One specific area of concern is we have soccer teams that bring towels in dedicated iced down coolers for kids to cool down with during matches in hot weather. There’s no question the weather is getting hotter. When you have 20+ days where the temperatures are above 90 degrees in August, you’re going to have kids that need help staying cool. They get subbed out, grab a cold wet towel, put it on their neck, forehead, etc. and then put it back in the cooler. They are shared. Bacteria can survive freezing temperatures. So it presents a problem. Why?

Because I’m a heck of a lot more concerned about an athlete suffering from heat stroke than I am about them possibly contracting a skin disease from their teammate. Our soccer players are exposed to high temperatures during competitive play on numerous occasions during the year. It’s simply not feasible to cancel competitions when the temperatures go above 95 degrees. We bring canopies to every match where the temps are expected to be above 70 (or it’s raining), but having the towels helped a lot in addition to having plenty of cold liquids. The risk of an MRSA outbreak is very small as the CDC study found the incidence of invasive MRSA in children aged 5-17 was 1.4 per 100,000. The vast majority of MRSA infections are treated successfully, but as the October news shows, not always. So what to do?

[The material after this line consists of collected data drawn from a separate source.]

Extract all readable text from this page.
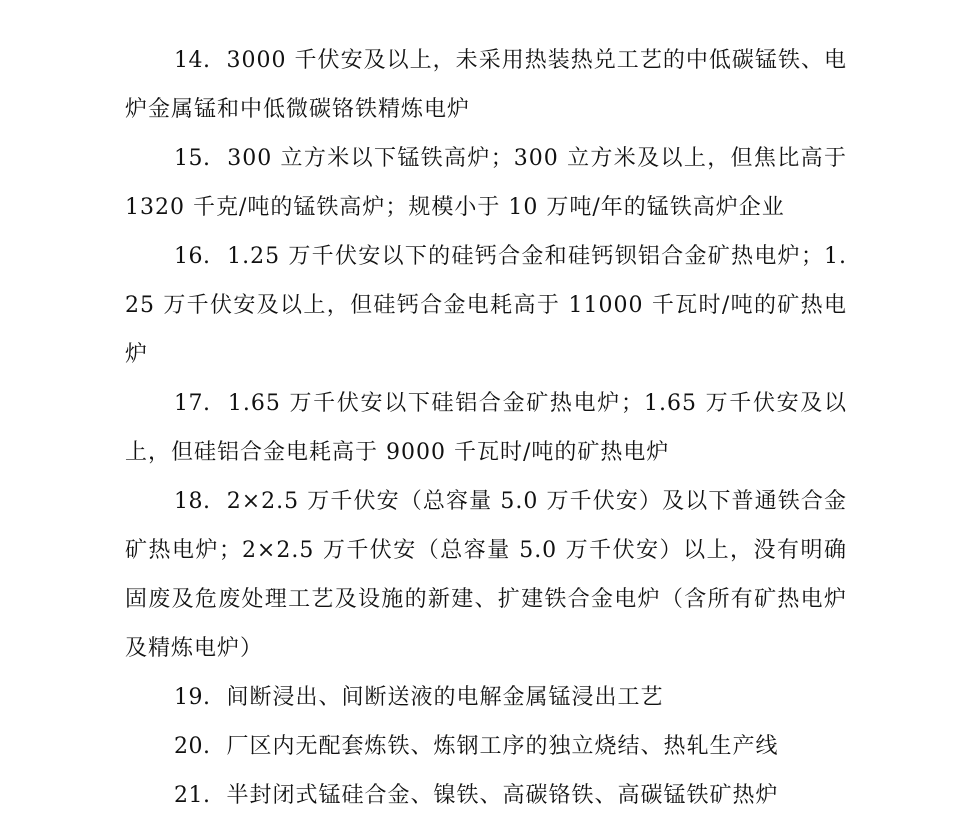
14. 3000 千伏安及以上，未采用热装热兑工艺的中低碳锰铁、电炉金属锰和中低微碳铬铁精炼电炉

15. 300 立方米以下锰铁高炉；300 立方米及以上，但焦比高于 1320 千克/吨的锰铁高炉；规模小于 10 万吨/年的锰铁高炉企业

16. 1.25 万千伏安以下的硅钙合金和硅钙钡铝合金矿热电炉；1.25 万千伏安及以上，但硅钙合金电耗高于 11000 千瓦时/吨的矿热电炉

17. 1.65 万千伏安以下硅铝合金矿热电炉；1.65 万千伏安及以上，但硅铝合金电耗高于 9000 千瓦时/吨的矿热电炉

18. 2×2.5 万千伏安（总容量 5.0 万千伏安）及以下普通铁合金矿热电炉；2×2.5 万千伏安（总容量 5.0 万千伏安）以上，没有明确固废及危废处理工艺及设施的新建、扩建铁合金电炉（含所有矿热电炉及精炼电炉）

19. 间断浸出、间断送液的电解金属锰浸出工艺

20. 厂区内无配套炼铁、炼钢工序的独立烧结、热轧生产线

21. 半封闭式锰硅合金、镍铁、高碳铬铁、高碳锰铁矿热炉
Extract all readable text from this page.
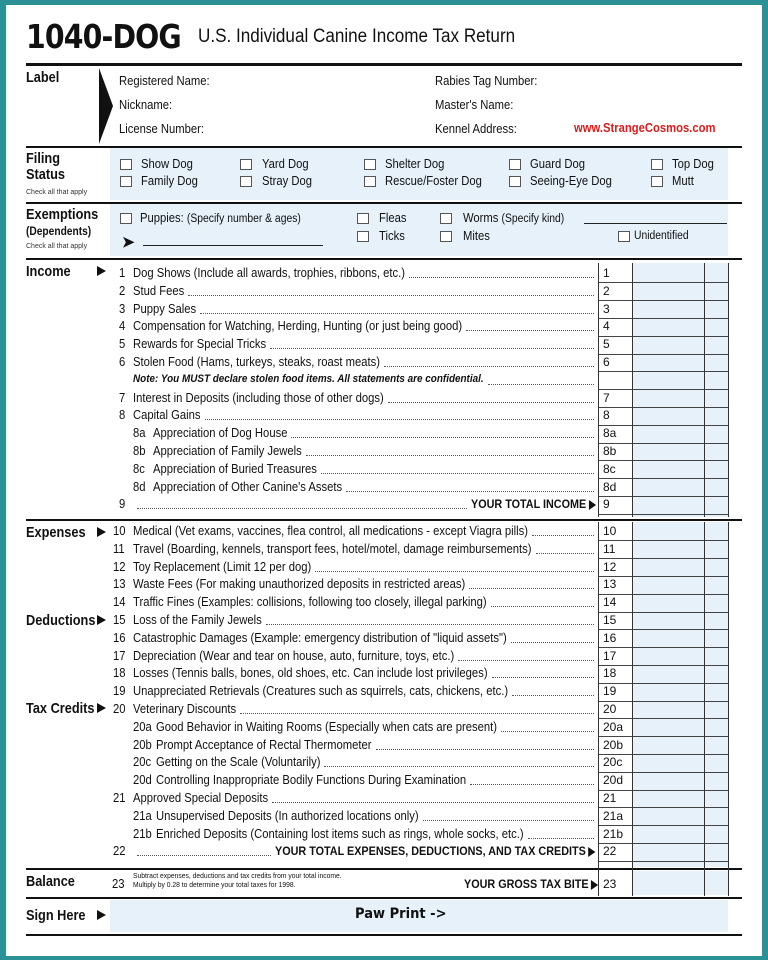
1040-DOG U.S. Individual Canine Income Tax Return
Label	Registered Name:
Nickname:
License Number:
Rabies Tag Number:
Master's Name:
Kennel Address:	www.StrangeCosmos.com
Filing
Status
Check all that apply
Show Dog
Family Dog
Yard Dog
Stray Dog
Shelter Dog
Rescue/Foster Dog
Guard Dog
Seeing-Eye Dog
Top Dog
Mutt
Exemptions
(Dependents)
Check all that apply
Puppies: (Specify number & ages)
➤
Fleas
Ticks
Worms (Specify kind)
Mites	Unidentified
Income	1 Dog Shows (Include all awards, trophies, ribbons, etc.)	1
2 Stud Fees	2
3 Puppy Sales	3
4 Compensation for Watching, Herding, Hunting (or just being good)	4
5 Rewards for Special Tricks	5
6 Stolen Food (Hams, turkeys, steaks, roast meats)	6
Note: You MUST declare stolen food items. All statements are confidential.
7 Interest in Deposits (including those of other dogs)	7
8 Capital Gains	8
8a Appreciation of Dog House	8a
8b Appreciation of Family Jewels	8b
8c Appreciation of Buried Treasures	8c
8d Appreciation of Other Canine's Assets	8d
9	YOUR TOTAL INCOME	9
Expenses
Deductions
Tax Credits
10 Medical (Vet exams, vaccines, flea control, all medications - except Viagra pills)	10
11 Travel (Boarding, kennels, transport fees, hotel/motel, damage reimbursements)	11
12 Toy Replacement (Limit 12 per dog)	12
13 Waste Fees (For making unauthorized deposits in restricted areas)	13
14 Traffic Fines (Examples: collisions, following too closely, illegal parking)	14
15 Loss of the Family Jewels	15
16 Catastrophic Damages (Example: emergency distribution of "liquid assets")	16
17 Depreciation (Wear and tear on house, auto, furniture, toys, etc.)	17
18 Losses (Tennis balls, bones, old shoes, etc. Can include lost privileges)	18
19 Unappreciated Retrievals (Creatures such as squirrels, cats, chickens, etc.)	19
20 Veterinary Discounts	20
20a Good Behavior in Waiting Rooms (Especially when cats are present)	20a
20b Prompt Acceptance of Rectal Thermometer	20b
20c Getting on the Scale (Voluntarily)	20c
20d Controlling Inappropriate Bodily Functions During Examination	20d
21 Approved Special Deposits	21
21a Unsupervised Deposits (In authorized locations only)	21a
21b Enriched Deposits (Containing lost items such as rings, whole socks, etc.)	21b
22	YOUR TOTAL EXPENSES, DEDUCTIONS, AND TAX CREDITS	22
Balance	23
Subtract expenses, deductions and tax credits from your total income.
Multiply by 0.28 to determine your total taxes for 1998.	YOUR GROSS TAX BITE	23
Sign Here	Paw Print ->
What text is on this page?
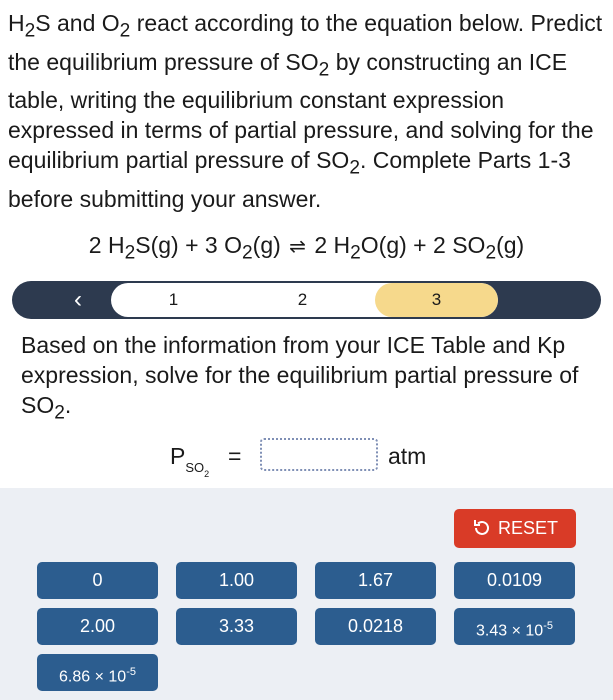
$H_2S$ and $O_2$ react according to the equation below. Predict the equilibrium pressure of $SO_2$ by constructing an ICE table, writing the equilibrium constant expression expressed in terms of partial pressure, and solving for the equilibrium partial pressure of $SO_2$. Complete Parts 1-3 before submitting your answer.

2 $H_2S(g) + 3$ $O_2(g)$ ⇌ 2 $H_2O(g) + 2$ $SO_2(g)$
‹	1	2	3
Based on the information from your ICE Table and Kp expression, solve for the equilibrium partial pressure of $SO_2$.
$P_{SO_2}$
=	atm
RESET
0	1.00	1.67	0.0109
2.00	3.33	0.0218	$3.43 \times 10^{-5}$
$6.86 \times 10^{-5}$
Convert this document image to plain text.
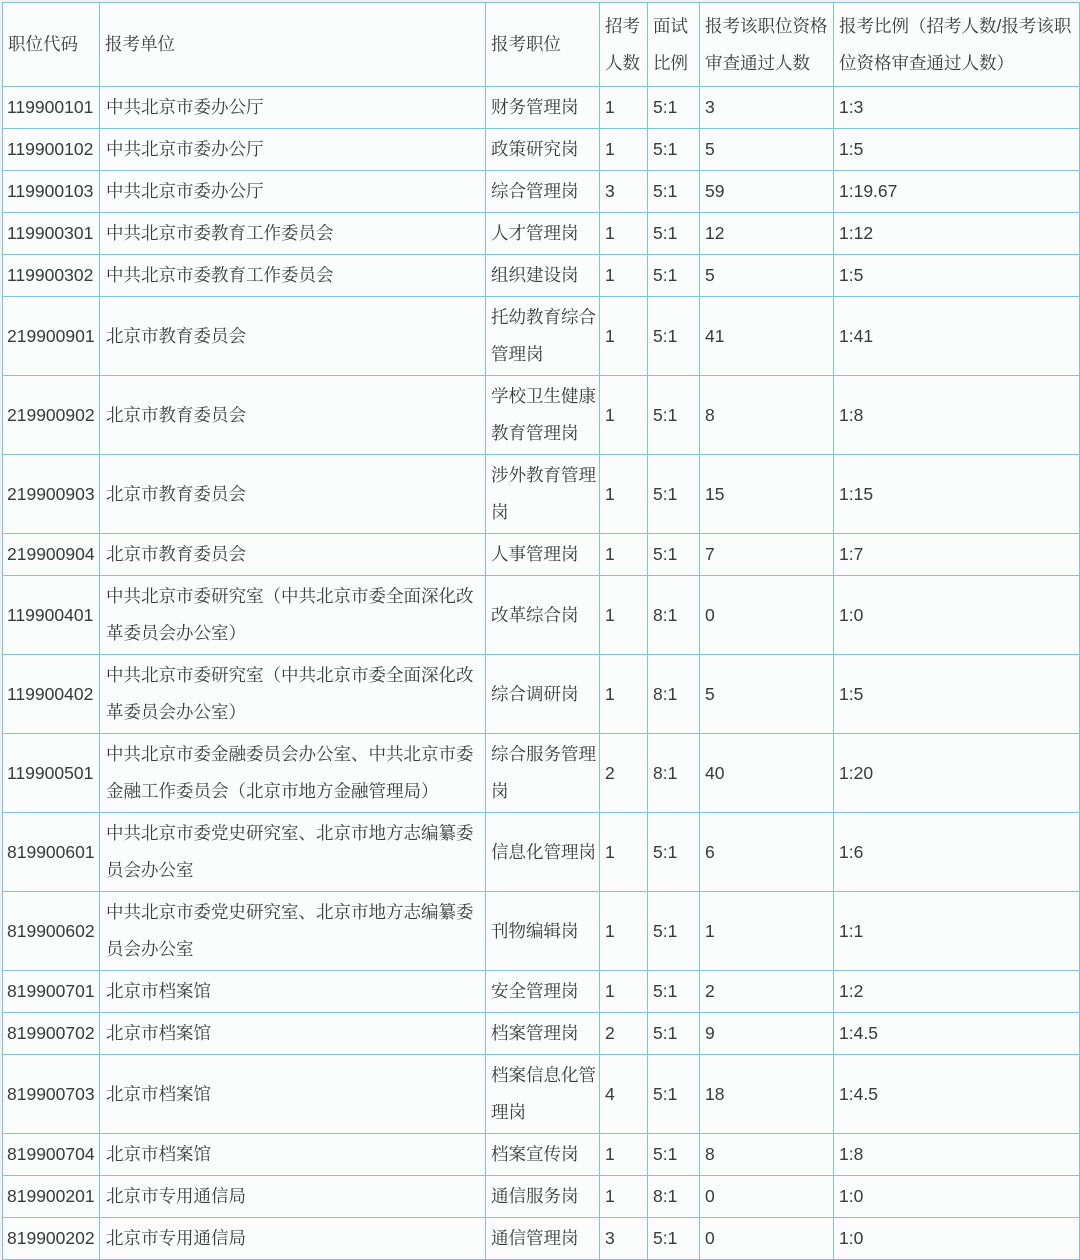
职位代码	报考单位	报考职位	招考人数	面试比例	报考该职位资格审查通过人数	报考比例（招考人数/报考该职位资格审查通过人数）
119900101	中共北京市委办公厅	财务管理岗	1	5:1	3	1:3
119900102	中共北京市委办公厅	政策研究岗	1	5:1	5	1:5
119900103	中共北京市委办公厅	综合管理岗	3	5:1	59	1:19.67
119900301	中共北京市委教育工作委员会	人才管理岗	1	5:1	12	1:12
119900302	中共北京市委教育工作委员会	组织建设岗	1	5:1	5	1:5
219900901	北京市教育委员会	托幼教育综合管理岗	1	5:1	41	1:41
219900902	北京市教育委员会	学校卫生健康教育管理岗	1	5:1	8	1:8
219900903	北京市教育委员会	涉外教育管理岗	1	5:1	15	1:15
219900904	北京市教育委员会	人事管理岗	1	5:1	7	1:7
119900401	中共北京市委研究室（中共北京市委全面深化改革委员会办公室）	改革综合岗	1	8:1	0	1:0
119900402	中共北京市委研究室（中共北京市委全面深化改革委员会办公室）	综合调研岗	1	8:1	5	1:5
119900501	中共北京市委金融委员会办公室、中共北京市委金融工作委员会（北京市地方金融管理局）	综合服务管理岗	2	8:1	40	1:20
819900601	中共北京市委党史研究室、北京市地方志编纂委员会办公室	信息化管理岗	1	5:1	6	1:6
819900602	中共北京市委党史研究室、北京市地方志编纂委员会办公室	刊物编辑岗	1	5:1	1	1:1
819900701	北京市档案馆	安全管理岗	1	5:1	2	1:2
819900702	北京市档案馆	档案管理岗	2	5:1	9	1:4.5
819900703	北京市档案馆	档案信息化管理岗	4	5:1	18	1:4.5
819900704	北京市档案馆	档案宣传岗	1	5:1	8	1:8
819900201	北京市专用通信局	通信服务岗	1	8:1	0	1:0
819900202	北京市专用通信局	通信管理岗	3	5:1	0	1:0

Clearly the easiest preventative measure for MRSA is to prohibit the use of cooling towels. Even if they aren’t shared, they’re dipped in a cooler of ice cold water between uses which could spread bacteria. I tried to find scientific data on the ability of MRSA to survive freezing temperatures, but was unable to. But their usefulness in keeping players cool is clear. Using disposable paper towels would generate a ton of trash, and they don’t hold water was well. Perhaps a more sensible approach is to educate coaches and parents that any child with open cuts, sores, or lesions should NOT use the cooling towels, or should have one they keep separate from the rest. We already ensure the towels get cleaned and bleached between uses. My guess is we’ll continue to use the cooling towels for our competitive players, but also work to educate our parents and coaches on how to minimize the chances of an infection. We may investigate getting additional towels so players have 2-3 each and once they use one, they put it in a bag for later cleaning. Thus the towels in the cooler are always clean and sanitized. But that’ll be expensive.

So there you have it. MRSA is something to be concerned with, but clearly not to the level the media would have had you believe in October. While the common preventative measures are common sense, their absolute implementation could expose players to additional, though unrelated, risks.

Does your league have a MRSA policy? Have they published information about MRSA or changed how they do things?